Here is what Ankit said versus what a Band 7.5+ speaker would say:
| Ankit’s Phrasing | Natural Collocation |
|---|---|
| The snowing was really high | There was heavy snowfall |
| The coldness was really high | Temperatures plummeted / It was freezing cold |
| It was really fun | It was an incredible experience |
| Huge plans | Ambitious plans / Elaborate plans |
Do you see the pattern? Ankit isn’t wrong, exactly — you can understand him — but his phrasing sounds like it was assembled word-by-word rather than produced naturally. Examiners hear this immediately.

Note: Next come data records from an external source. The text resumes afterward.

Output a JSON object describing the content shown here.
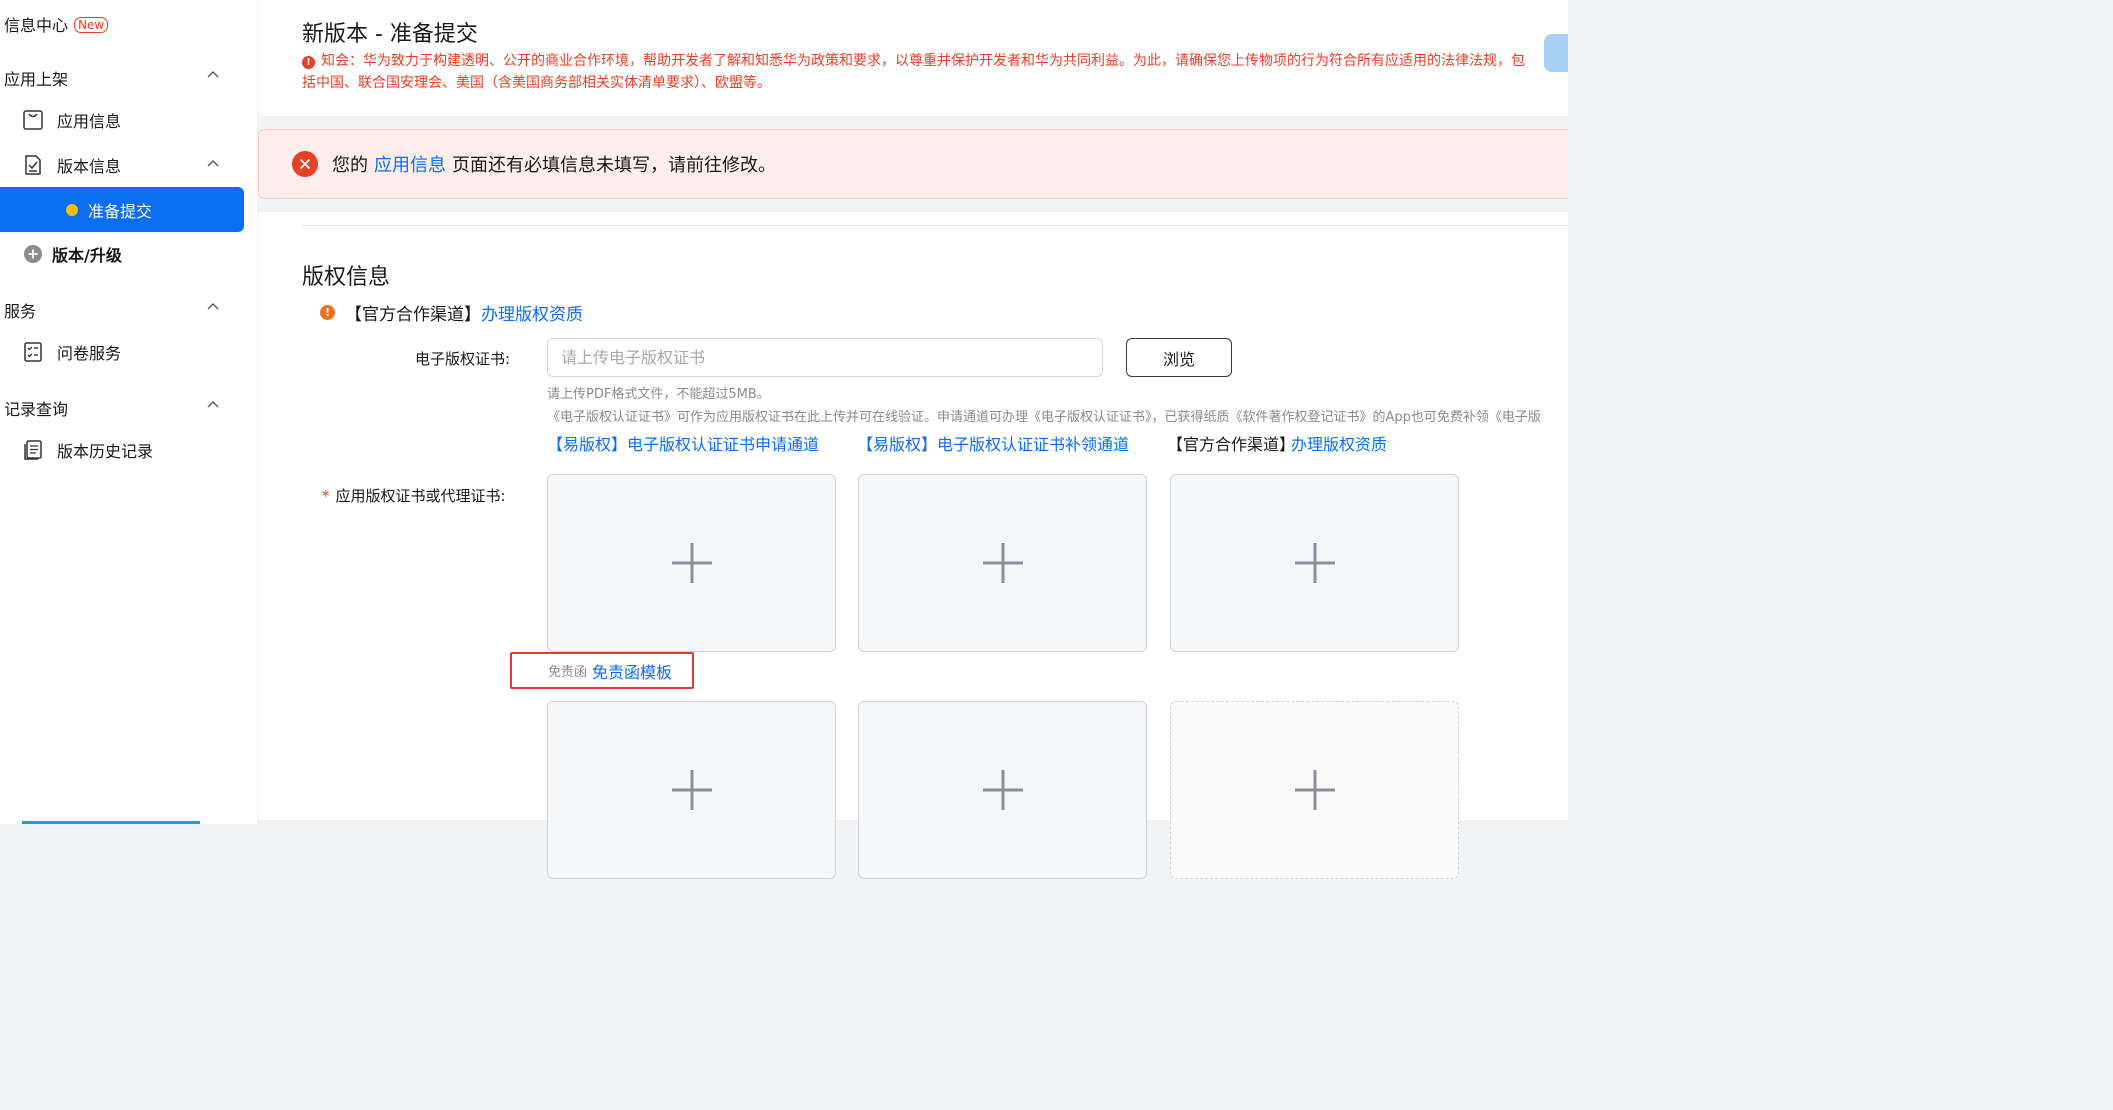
{
  "sidebar": {
    "info_center": "信息中心",
    "new_badge": "New",
    "group_app_release": "应用上架",
    "app_info": "应用信息",
    "version_info": "版本信息",
    "prepare_submit": "准备提交",
    "version_upgrade": "版本/升级",
    "group_service": "服务",
    "survey_service": "问卷服务",
    "group_records": "记录查询",
    "version_history": "版本历史记录",
    "accent_color": "#0a6ef2"
  },
  "header": {
    "title": "新版本 - 准备提交",
    "notice": "知会：华为致力于构建透明、公开的商业合作环境，帮助开发者了解和知悉华为政策和要求，以尊重并保护开发者和华为共同利益。为此，请确保您上传物项的行为符合所有应适用的法律法规，包括中国、联合国安理会、美国（含美国商务部相关实体清单要求）、欧盟等。"
  },
  "error_banner": {
    "prefix": "您的",
    "link": "应用信息",
    "suffix": "页面还有必填信息未填写，请前往修改。"
  },
  "copyright": {
    "section_title": "版权信息",
    "official_channel_label": "【官方合作渠道】",
    "official_channel_link": "办理版权资质",
    "ecert_label": "电子版权证书:",
    "ecert_placeholder": "请上传电子版权证书",
    "browse_button": "浏览",
    "hint_format": "请上传PDF格式文件，不能超过5MB。",
    "hint_desc": "《电子版权认证证书》可作为应用版权证书在此上传并可在线验证。申请通道可办理《电子版权认证证书》，已获得纸质《软件著作权登记证书》的App也可免费补领《电子版",
    "link_apply": "【易版权】电子版权认证证书申请通道",
    "link_reissue": "【易版权】电子版权认证证书补领通道",
    "link_official_bracket": "【官方合作渠道】",
    "link_official": "办理版权资质",
    "cert_label": "应用版权证书或代理证书:",
    "required_mark": "*",
    "disclaimer_small": "免责函",
    "disclaimer_link": "免责函模板"
  }
}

A Band 9 Sample Using the Same Ideas
Here is how I would express Ankit’s story using natural collocations, without changing any of his actual content:
“Our original itinerary was ambitious — we planned to trek through Upper Mustang. But upon reaching Baglum, we hit a major snag. The region had been struck by unexpected heavy snowfall, and locals warned us the trails were unsafe. Instead of pushing forward, we pivoted and rerouted to Pokhara. In hindsight, it was a blessing in disguise. We traded stress for time together.”

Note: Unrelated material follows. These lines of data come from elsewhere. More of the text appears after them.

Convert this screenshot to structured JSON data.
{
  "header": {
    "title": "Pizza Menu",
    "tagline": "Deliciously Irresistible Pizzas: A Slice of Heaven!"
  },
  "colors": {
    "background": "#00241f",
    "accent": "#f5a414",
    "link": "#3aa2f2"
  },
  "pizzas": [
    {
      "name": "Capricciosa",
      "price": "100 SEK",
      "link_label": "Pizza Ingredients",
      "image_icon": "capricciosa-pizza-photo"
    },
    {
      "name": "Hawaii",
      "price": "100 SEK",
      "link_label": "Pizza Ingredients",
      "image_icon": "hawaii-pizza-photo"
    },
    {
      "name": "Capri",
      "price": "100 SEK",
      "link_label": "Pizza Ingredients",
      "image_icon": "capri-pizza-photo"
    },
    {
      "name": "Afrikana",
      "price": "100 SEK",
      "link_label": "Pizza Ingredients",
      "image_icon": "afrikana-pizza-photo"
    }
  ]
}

Notice the phrases: original itinerary, hit a major snag, heavy snowfall, pivoted, blessing in disguise. None of these are unusual or advanced — they are just natural. That naturalness is what separates a Band 6 from a Band 7.5.
How to Fix Your Collocation Problem
The good news? Collocations are learnable, and improving them is the fastest route to a higher band score. Here is exactly what I recommend:
Step 1: Stop Using “Really”
Replace really with precise intensifiers and descriptive adjectives. Instead of really good, say exceptional, outstanding, or remarkable. Instead of really bad, say dreadful, disastrous, or appalling.
Step 2: Audit Your Weak Words
Go back through your past recorded practice answers. Find every time you used a vague word like good, bad, big, nice, cold, or fun. These are your “weak vocabulary slots.”
Step 3: Replace with Collocations
For each weak word, find the natural collocation that fits the context. Cold weather → freezing temperatures or bitter cold. Big problem → major setback or significant challenge.
Step 4: Use the SpeakPrac App
When you practice with the SpeakPrac app, you get both your original transcript and an improved version showing the collocations you should have used. This makes the feedback loop immediate and targeted — you can see exactly which phrases need upgrading.
The Key Takeaways
To move from Band 6 to Band 7.5, Ankit — and anyone in the same position — needs to act on these four points:
- Stop saying really. It’s a crutch that signals a narrow vocabulary range.
- Stop using generic words like good, bad, fun, cold, or high to describe complex situations.
- Audit your past recordings. Find your weakest adjectives and nouns.
- Replace them with precise collocations. Coldness becomes freezing temperatures. Snowing really high becomes heavy snowfall. These upgrades are not complicated — they just need to be learned deliberately.
The examiner isn’t looking for a perfect accent or an exotic vocabulary. They’re listening for naturalness — the sense that you are a fluent user of English, not someone assembling sentences word by word from another language. Collocations are your proof of that naturalness.
Start there, and your score will follow.